Transportei o conceito para o meu desafio de mudança na Era da Informação. Incorporei no meu mindset que a transformação digital estava trazendo um grande impacto para a profissão que adotei por vocação e paixão. O jornalismo não estava morrendo, mas se reinventado, abrindo novas possibilidades de modelos de negócios e de empresas, de desintermediação dos veículos de comunicação como publisher e o surgimento de startups focadas em curadoria de conteúdo e publicações digitais de nicho.

Um marco no meu processo de reaprendizagem foi a decisão de fazer, em 2016, o curso Gestão de Empresas de Mídia do ISE, Instituição associada à Universidade de Navarra, na Espanha, um centro de estudo da Comunicação e da Transformação Digital. Vibrei! No ano seguinte, lá estava eu na turma do programa Estratégias Digitais para Empresas de Mídia. Conheci jornalistas que também estavam nessa jornada, interessados em abraçar o novo momento da profissão.

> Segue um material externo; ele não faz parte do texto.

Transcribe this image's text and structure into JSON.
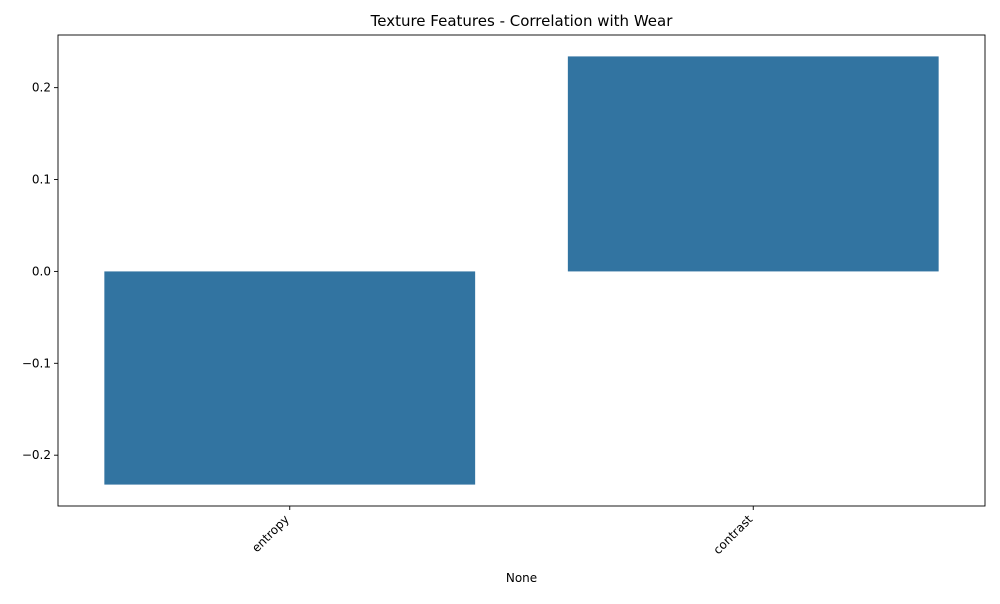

Muita discussão de casos e principalmente insights para pensar novos negócios. Contato com narrativas transmídia, projetos nativos digitais. Experiências no Brasil e noutros países. E a oportunidade de estar lado a lado com quem está pensando e fazendo o novo momento da mídia no Brasil. Uma troca muito rica que extrapola o aprendizado em sala de aula. Foi o início de um círculo virtuoso da minha reaprendizagem criativa. E uma ideia criativa é a soma de inputs que estão na sua cabeça. Daí vem a inspiração para você também fazer a transição para a comunicação na era digital.

A mente de principiante
Voltando ao conceito do “shoshin”. Nossa “mente original” é sempre rica e autossuficiente. É uma mente vazia e aberta a tudo. Há muitas possibilidades na mente do principiante. Mas poucas na mente do expert que eu acreditava ser como veterana do jornalismo. Suzuki Sensei explica o conceito: “na mente do principiante há muitas possibilidades. Na mente do perito há poucas”. Ou seja, se você acha que já aprendeu o suficiente sobre um determinado assunto, no nosso caso, jornalismo, bloqueia sua mente e perde a oportunidade de aprender cada vez mais. Quando não alimentamos pensamentos egocentrados, somos verdadeiros principiantes e podemos aprender alguma coisa nova, de fato.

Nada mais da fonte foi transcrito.